The Reagan administration's chief trade official, William E. Brock, calls it "the worst threat to the international trading system to come before Congress in a decade." Sixteen major farm organizations have joined hands with big business in opposition.
The object of their attack is a fast-tracked, labor-sponsored bill that would restrict imports of cars by insisting that cars sold in this country have a high percentage of U.S.-made parts and be assembled by American workers.

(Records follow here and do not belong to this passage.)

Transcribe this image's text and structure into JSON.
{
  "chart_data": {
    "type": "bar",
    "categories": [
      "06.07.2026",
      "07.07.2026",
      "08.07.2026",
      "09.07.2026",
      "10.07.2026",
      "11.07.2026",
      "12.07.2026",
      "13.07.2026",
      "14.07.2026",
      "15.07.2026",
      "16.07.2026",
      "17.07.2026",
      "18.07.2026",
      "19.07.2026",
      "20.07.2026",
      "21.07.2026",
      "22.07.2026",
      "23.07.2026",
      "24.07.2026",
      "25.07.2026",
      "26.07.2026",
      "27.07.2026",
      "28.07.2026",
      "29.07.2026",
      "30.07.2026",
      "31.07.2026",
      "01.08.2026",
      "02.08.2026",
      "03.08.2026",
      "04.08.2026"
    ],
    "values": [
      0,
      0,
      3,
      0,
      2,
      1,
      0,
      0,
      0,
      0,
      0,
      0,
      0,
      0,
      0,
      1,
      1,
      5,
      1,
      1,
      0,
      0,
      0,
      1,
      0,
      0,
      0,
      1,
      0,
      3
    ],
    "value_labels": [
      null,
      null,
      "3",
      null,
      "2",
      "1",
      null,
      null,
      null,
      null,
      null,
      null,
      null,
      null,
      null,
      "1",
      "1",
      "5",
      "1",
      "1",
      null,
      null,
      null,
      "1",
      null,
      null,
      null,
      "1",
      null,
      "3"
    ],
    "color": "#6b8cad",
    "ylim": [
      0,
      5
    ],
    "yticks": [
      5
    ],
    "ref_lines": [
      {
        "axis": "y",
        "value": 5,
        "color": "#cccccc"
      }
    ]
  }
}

The bill comes up before the House Rules Committee this morning with the strong backing of House Speaker Thomas P. (Tip) O'Neill, who believes it will send a signal to the Japanese that the American people no longer will stand for trade barriers to U.S.-made products. O'Neill promised outgoing United Auto Workers President Douglas A. Fraser that the bill would be brought to the floor in the lame duck session of Congress, where it is considered a sure thing for passage. The 222 congressional co-sponsors represent more than half the membership of the House.
There are indications, however, that the Rules Committee hearing might last beyond today, as the opponents trying delaying tactics, hoping the bill will be set aside in the press of other business during the hectic final days of the lame duck session.

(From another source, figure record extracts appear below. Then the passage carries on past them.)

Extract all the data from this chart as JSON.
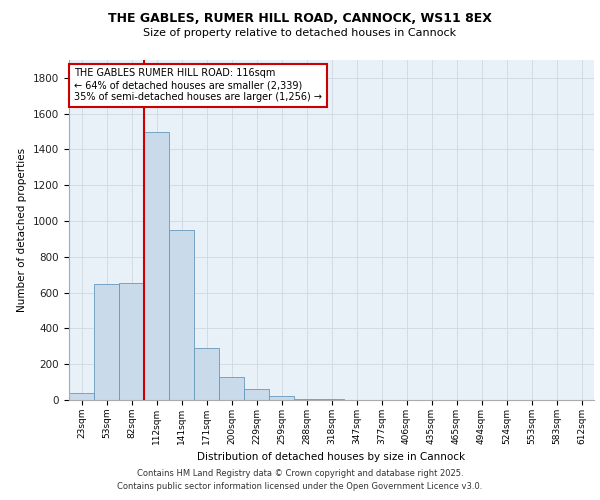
{
  "title_line1": "THE GABLES, RUMER HILL ROAD, CANNOCK, WS11 8EX",
  "title_line2": "Size of property relative to detached houses in Cannock",
  "xlabel": "Distribution of detached houses by size in Cannock",
  "ylabel": "Number of detached properties",
  "categories": [
    "23sqm",
    "53sqm",
    "82sqm",
    "112sqm",
    "141sqm",
    "171sqm",
    "200sqm",
    "229sqm",
    "259sqm",
    "288sqm",
    "318sqm",
    "347sqm",
    "377sqm",
    "406sqm",
    "435sqm",
    "465sqm",
    "494sqm",
    "524sqm",
    "553sqm",
    "583sqm",
    "612sqm"
  ],
  "values": [
    40,
    650,
    655,
    1500,
    950,
    290,
    130,
    60,
    20,
    5,
    3,
    2,
    1,
    1,
    0,
    0,
    0,
    0,
    0,
    0,
    0
  ],
  "bar_color": "#c9daea",
  "bar_edge_color": "#6699bb",
  "grid_color": "#d0d8e0",
  "background_color": "#e8f0f8",
  "red_line_color": "#cc0000",
  "annotation_text": "THE GABLES RUMER HILL ROAD: 116sqm\n← 64% of detached houses are smaller (2,339)\n35% of semi-detached houses are larger (1,256) →",
  "annotation_box_facecolor": "#ffffff",
  "annotation_box_edgecolor": "#cc0000",
  "ylim": [
    0,
    1900
  ],
  "yticks": [
    0,
    200,
    400,
    600,
    800,
    1000,
    1200,
    1400,
    1600,
    1800
  ],
  "footer_line1": "Contains HM Land Registry data © Crown copyright and database right 2025.",
  "footer_line2": "Contains public sector information licensed under the Open Government Licence v3.0."
}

"The more we push it back, the less chance it has," said one opposition lobbyist.
Business- and trade-oriented groups admit that they have gotten off to a slow start in fighting the bill. Despite the large number of co-sponsors, the bill was not given much chance of passage until it swept through the House Commerce Committee on Sept. 15 after only one sparse hearing.
It is still not given much chance of passage in the Senate.
Local content is being sold by labor as a jobs bill, with the UAW saying it will save or create 1 million American jobs in the auto field. The Congressional Budget Office, however, has estimated that the bill would end up costing 66,000 American jobs as foreign retaliation would eliminate far more jobs than the legislation would create.
"Passage of this legislation would be a disaster for American farmers," said Ed Andersen, master of the National Grange, which, along with 15 other farm organizations, entered into a natural alliance with the Automobile Importers of America to oppose local-content legislation.
"One-fourth of U.S. farm income is derived from export sales, including $15 billion annually to our major overseas customers, Japan and the European Community. They could react in many ways to limit U.S. agricultural exports," Andersen said.
The farmers were the first to join the auto importers, who estimated that 2,000 of the 7,000 imported car dealers in the United States might be closed if the bill is passed.
Big business will get into the act later in the week, with such export-oriented firms as Boeing Aircraft, Caterpillar Tractor and Xerox meeting for breakfast Wednesday at the U.S. Chamber of Commerce headquarters here. Also listed as opposed to the bill are trade associations for port authorities and the electronics, aerospace, computer, and semiconductor industries. They will be joined at the chamber breakfast by U.S. Trade Representative Brock and John C. Danforth (R-Mo.), chairman of the Senate Finance Committee's trade subcommittee.
Despite the array of farm, business and administration forces lined up against the bill, UAW officials called it "a very easy issue to lobby for these days."